Under the first phase of the plan, announced Thursday, there will be no mining or industrial logging in Ahousaht traditional territory and about 80 per cent of almost 171,000 hectares will be set aside as cultural and natural areas “to conserve biological diversity, natural landscapes and wilderness and to provide to Ahousaht continued spiritual, cultural and sustenance use.”

The remote Ahousaht First Nation, near Tofino, has more old growth forests in its traditional territory than any other First Nation on the B.C. South Coast.

Ahousaht Band leaders have decided it needs to be protected and they took steps to do just that this week to preserve those forests for the future.

Under the first phase of the plan, there will no mining or industrial logging allowed in Ahoushat traditional territory.

About 80 per cent of the territory , that’s more than 170,000 hectares, will be set aside as cultural and natural areas.

The goal is to conserve natural landscapes and biological diversity. The Ancient Forest Alliance says it’s the largest leap in old-growth conservation in the last two decades on Vancouver Island.

The Nature Conservancy is calling it a blueprint for a sustainable future. Environmentalists say only about 20 per cent of old-growth forests are still standing on Vancouver Island."

- source


Sooke River Bridge Candelabra Tree Now Gone

When some trees lose their tops they will grow multiple stems in a candelabra effect.

A reader of Vancouver Island Big Trees sent me an email recently. It reminded me of all the big trees that have been (and will be) sentenced to death for the crime of being in the way of progress.

Unless you live on the prairies, any kind of new development means trees and forests need to be cleared out of the way.

Ever since Europeans arrived in this part of the world "progress" has the ring of axes, chainsaws, and big trees hitting the dirt.

One such example was when the Sooke River Bridge was replaced in 1967. An interesting tree, it looks like it had been pruned or lost its top. The candelabra that results can be seen in a variety of tree species.

The email I received contained the short message that follows, and the photo shown above.
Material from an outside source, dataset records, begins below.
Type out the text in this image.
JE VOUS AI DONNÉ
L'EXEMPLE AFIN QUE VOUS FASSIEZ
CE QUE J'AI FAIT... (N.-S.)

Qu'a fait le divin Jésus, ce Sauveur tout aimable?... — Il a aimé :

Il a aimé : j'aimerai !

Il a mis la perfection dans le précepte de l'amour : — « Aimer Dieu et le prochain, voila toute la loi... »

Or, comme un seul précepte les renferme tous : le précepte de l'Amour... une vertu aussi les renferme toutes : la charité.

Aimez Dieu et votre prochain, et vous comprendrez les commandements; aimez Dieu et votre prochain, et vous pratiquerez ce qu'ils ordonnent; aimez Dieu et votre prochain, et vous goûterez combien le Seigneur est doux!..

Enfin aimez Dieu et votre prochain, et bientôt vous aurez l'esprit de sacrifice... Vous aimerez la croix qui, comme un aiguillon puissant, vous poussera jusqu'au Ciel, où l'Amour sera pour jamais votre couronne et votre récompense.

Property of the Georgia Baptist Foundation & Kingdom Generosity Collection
"Your pencil sketch of the Sooke River Bridge on your Vancouver Island Big Trees blog reminded me of a unique tree that was removed to make way for the building of that bridge. 
The bridge was built around 1965 to replace a wooden one that was a few feet downstream. The tree was on the east bank of the river, right in the way of  the project, and had to go. 
I don't know who owned the house in the photo but I suspect the tree artist lived there. Or maybe BC Hydro was responsible! 
Not sure what species of tree it was, maybe a true fir (Abies) of some kind. Photo taken by me in December, 1964."

Thank you, Art, for sharing your historical big tree photo with us.